Up front edit to point out that downvotes and existing questions do not address any of the points I have made. I will tweak my post to reflect accurate comment functionality, but the point remains the same, and unanswered.
I have been using Stack Overflow for a really long time (although only for about 2.5 years with an account). Only in the past day did I get enough reputation points to comment on answers and questions, although this would have been my primary mode of interaction with the site over the years, if I had the ability.
PROPOSED SOLUTION
Have an aggressive and separate rate limit allowance on comments and the reputation points associated with them. Say you're new to the site, you have a 5 comment allowance. If your comments are neutral (not upvoted), you get 5 new comments every n amount of time (once a month, maybe even once year?). If you get comments that are upvoted, you earn a new comment for every comment upvote (or something like that).
I think this or something similar would improve site functionality dramatically, making it far more welcoming to newcomers and people who have the good sense to know who the experts are and that they aren't one of them, without clogging the site with bad comments.
ANTICIPATING PUSHBACK
Why so long to get reputation points?
I mostly find the answers in existing Q&A's on this site! That's a good thing. There are lots of questions and lots of answers out there, and most of the time people like me can find what we need. The inability to upvote useful answers while using the site with only 1 solitary reputation point is frustrating, but nonetheless tolerable. (I do believe upvotes should be allowed for people new to the site, I don't think coding advice is the type of thing people upvote when it's unhelpful. But that isn't the point of this post). Stack Overflow is unique among the Stack Exchange communities when it comes to earning reputation points because of the proliferation of common questions and the objectivity of what a successful answer looks like.

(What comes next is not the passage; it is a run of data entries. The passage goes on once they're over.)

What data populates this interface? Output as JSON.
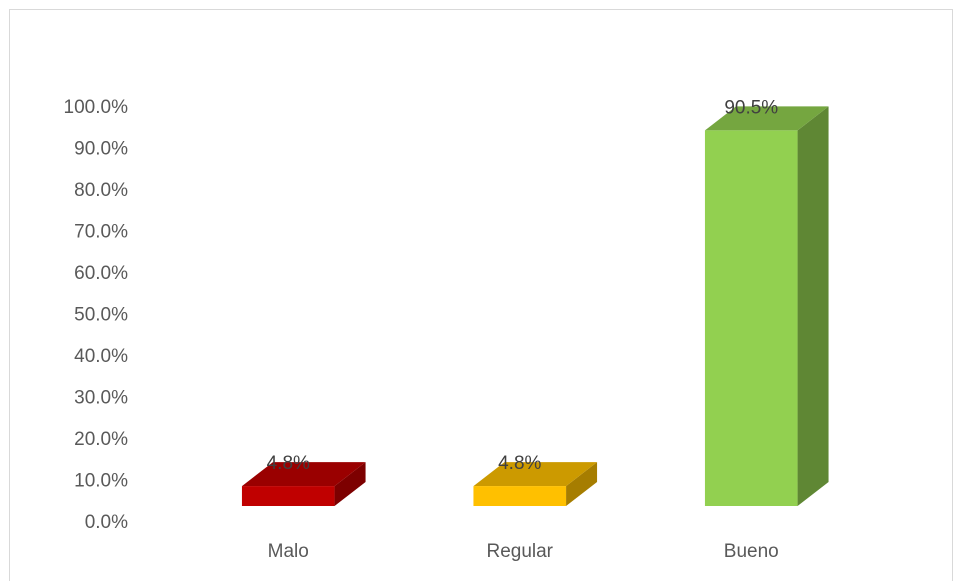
{
  "chart_data": {
    "type": "bar3d",
    "categories": [
      "Malo",
      "Regular",
      "Bueno"
    ],
    "values": [
      4.8,
      4.8,
      90.5
    ],
    "value_labels": [
      "4.8%",
      "4.8%",
      "90.5%"
    ],
    "colors": [
      "#c00000",
      "#ffc000",
      "#92d050"
    ],
    "ylim": [
      0,
      100
    ],
    "yticks": [
      {
        "value": 0,
        "label": "0.0%"
      },
      {
        "value": 10,
        "label": "10.0%"
      },
      {
        "value": 20,
        "label": "20.0%"
      },
      {
        "value": 30,
        "label": "30.0%"
      },
      {
        "value": 40,
        "label": "40.0%"
      },
      {
        "value": 50,
        "label": "50.0%"
      },
      {
        "value": 60,
        "label": "60.0%"
      },
      {
        "value": 70,
        "label": "70.0%"
      },
      {
        "value": 80,
        "label": "80.0%"
      },
      {
        "value": 90,
        "label": "90.0%"
      },
      {
        "value": 100,
        "label": "100.0%"
      }
    ],
    "grid": false
  }
}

Why have separate comment reputation?
Quite often I have needed to ask for clarification on an existing answer that it is almost all the way there. Asking a new question would inevitably be labeled as a duplicate. As a result, I then have to do more searching to find the details I need. This is frustrating, time consuming, and I think a major flaw in how this site works.
Why not add an answer or edit to get the reputation points?
By way of example, on this answer, I knew that there was a built in colors.to_hex()
method. This would make an appropriate comment. Editing the answer is, in my opinion, out of line, and unhelpful. The method the user included was very informative - it's a great example of how to convert RGBA to hex. It still lets the user know what the correct solution would be. Any edits to the answer would either require restructuring the entire answer (which is way too much work/very presumptuous) or would be hacky (an edit at the end saying "to_hex()" exists; in my opinion it's better to see this information in a comment).
Adding an answer is a whole other level of knowledge and effort. People who could use comment functionality effectively to ask for clarification or point out additional information on an answer may be several years out from feeling like they could answer any questions better than, or different from, existing answers. This was my case. In the above-linked question, I think I could now provide an answer, but it would require a lot of work for possibly no payout (no reputation points). Doing this to just get comment access creates a large barrier to many people. I thankfully finally had a new question I couldn't find anywhere on the site yet, and that's the only reason I am able to post here.
Edit
The site has reminders everywhere to not be hostile to new users, but nobody follows through on this. Everything about proposing a solution to the problem faced by many beginners is met with hostility instead of solution-seeking behavior. Aggressive downvoting for a question that does not deserve it (no comments were left giving the only useful feedback I have received so far - to account for spam in my suggestion, which I already partially accounted for - just answers and downvotes. What is wrong with people? This experience is awful.)
Regarding comments and spam, you mean to tell me that a programming site can't auto-detect spam comments? Even with human-guided machine learning? I'm fairly sure Twitter and plenty of other sites manage spam this way. "Use your time to copy edit the site to earn commenting privileges", they say. Well, what stops a bot from running questions and answers through a grammar check to be able to get commenting privileges? Nothing much. MS Word now has contextual edits - it catches doubled words (has for a while), tells you if you've used the wrong part of speech in a sentence, etc. Meanwhile, this arbitrary restriction is penalizing non-spam users of the site, and for what? Comments can be contributions just like anything else can be. Spam = bad. I agree. But why not lock an account that has even one spam comment reported? And all accounts that upvote it? All of this behavior should be incredibly easy to manage. I genuinely don't think it's the massive hurdle people are pretending it is.